Romance histórico de Pinheiro Chagas, publicado em 1875, cuja ação se desenrola em finais do século XVIII, numa época conturbada de transformações políticas e sociais. Jaime de Noronha é um jovem fidalgo, imbuído de ideias filosóficas e revolucionárias, que viaja pela Europa para completar a sua educação. Em França, assiste e intervém nos acontecimentos dramáticos da Revolução Francesa, apaixonando-se pela princesa de Lamballe, que não consegue salvar da vingança dos homens do Terror.
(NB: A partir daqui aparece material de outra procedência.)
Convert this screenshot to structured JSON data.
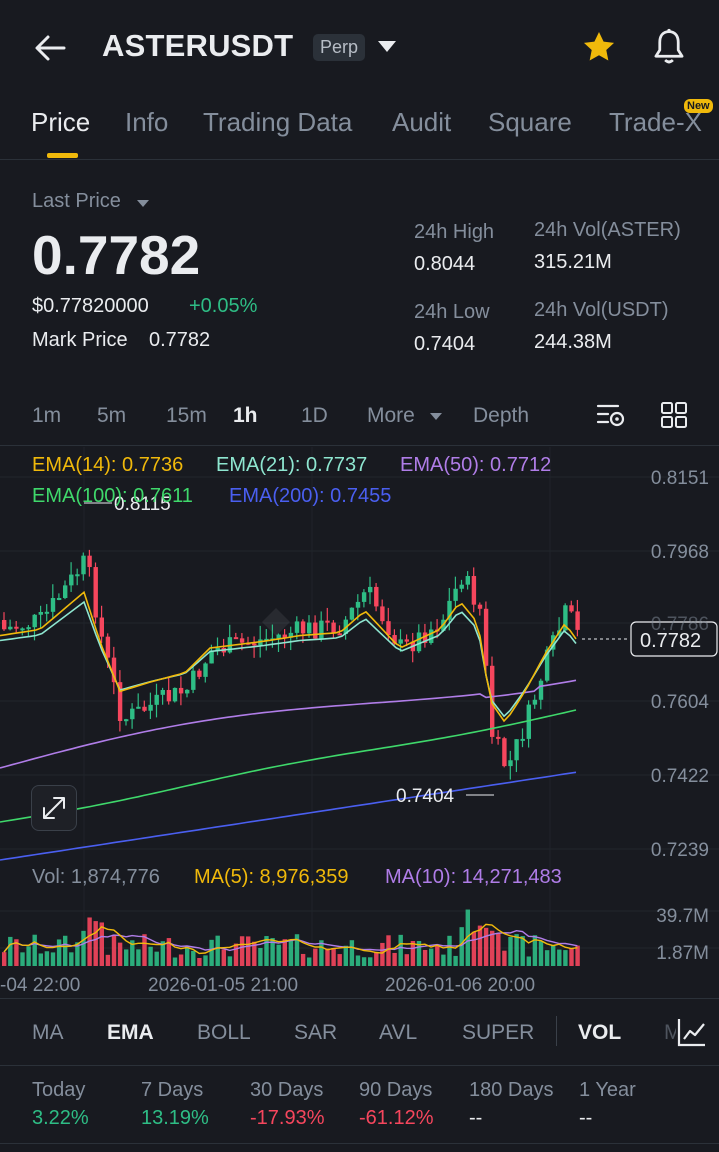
{
  "header": {
    "symbol": "ASTERUSDT",
    "contract_type": "Perp"
  },
  "tabs": [
    {
      "label": "Price",
      "active": true
    },
    {
      "label": "Info"
    },
    {
      "label": "Trading Data"
    },
    {
      "label": "Audit"
    },
    {
      "label": "Square"
    },
    {
      "label": "Trade-X",
      "badge": "New"
    }
  ],
  "ticker": {
    "last_price_label": "Last Price",
    "last_price": "0.7782",
    "usd_price": "$0.77820000",
    "change_pct": "+0.05%",
    "mark_price_label": "Mark Price",
    "mark_price": "0.7782",
    "high_label": "24h High",
    "high": "0.8044",
    "low_label": "24h Low",
    "low": "0.7404",
    "vol_base_label": "24h Vol(ASTER)",
    "vol_base": "315.21M",
    "vol_quote_label": "24h Vol(USDT)",
    "vol_quote": "244.38M"
  },
  "timeframes": [
    {
      "label": "1m"
    },
    {
      "label": "5m"
    },
    {
      "label": "15m"
    },
    {
      "label": "1h",
      "active": true
    },
    {
      "label": "1D"
    },
    {
      "label": "More"
    },
    {
      "label": "Depth"
    }
  ],
  "ema_legend": {
    "ema14": "EMA(14): 0.7736",
    "ema21": "EMA(21): 0.7737",
    "ema50": "EMA(50): 0.7712",
    "ema100": "EMA(100): 0.7611",
    "ema200": "EMA(200): 0.7455"
  },
  "price_axis": [
    "0.8151",
    "0.7968",
    "0.7786",
    "0.7604",
    "0.7422",
    "0.7239"
  ],
  "current_price_tag": "0.7782",
  "high_marker": "0.8115",
  "low_marker": "0.7404",
  "volume_legend": {
    "vol": "Vol: 1,874,776",
    "ma5": "MA(5): 8,976,359",
    "ma10": "MA(10): 14,271,483"
  },
  "volume_axis": [
    "39.7M",
    "1.87M"
  ],
  "time_axis": [
    "-04 22:00",
    "2026-01-05 21:00",
    "2026-01-06 20:00"
  ],
  "indicators": [
    {
      "label": "MA"
    },
    {
      "label": "EMA",
      "active": true
    },
    {
      "label": "BOLL"
    },
    {
      "label": "SAR"
    },
    {
      "label": "AVL"
    },
    {
      "label": "SUPER"
    },
    {
      "label": "VOL",
      "active": true
    },
    {
      "label": "MACD"
    }
  ],
  "performance": [
    {
      "label": "Today",
      "value": "3.22%",
      "trend": "up"
    },
    {
      "label": "7 Days",
      "value": "13.19%",
      "trend": "up"
    },
    {
      "label": "30 Days",
      "value": "-17.93%",
      "trend": "down"
    },
    {
      "label": "90 Days",
      "value": "-61.12%",
      "trend": "down"
    },
    {
      "label": "180 Days",
      "value": "--",
      "trend": "none"
    },
    {
      "label": "1 Year",
      "value": "--",
      "trend": "none"
    }
  ],
  "colors": {
    "bg": "#181a20",
    "up": "#2ebd85",
    "down": "#f6465d",
    "accent": "#f0b90b",
    "ema14": "#f0b90b",
    "ema21": "#8ee6d0",
    "ema50": "#b07de8",
    "ema100": "#3fd86b",
    "ema200": "#4a5ff0"
  },
  "icons": [
    "back-arrow-icon",
    "dropdown-caret-icon",
    "star-icon",
    "bell-icon",
    "chart-settings-icon",
    "grid-icon",
    "expand-icon",
    "indicator-chart-icon"
  ]
}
Depois, em Nápoles, participa no conflito entre a República Francesa e o reino napolitano, apaixonando-se pela revolucionária Leonor Pimentel, cuja execução não consegue impedir. Herói romântico, "alma contraditória e absurda, que veio ao mundo fadada para todas as desventuras", Jaime é uma espécie de Carlos (de Viagens na Minha Terra) reabilitado, que consegue sanar a sua dispersão interior casando com a sua prima Inês, que lhe dedica um amor puro e não se cansara de o esperar durante anos, e sacrificando-lhe uma rosa branca e uma magnólia vermelha, duas flores manchadas de sangue - as recordações que lhe tinham ficado das amadas mortas e das suas desventuras.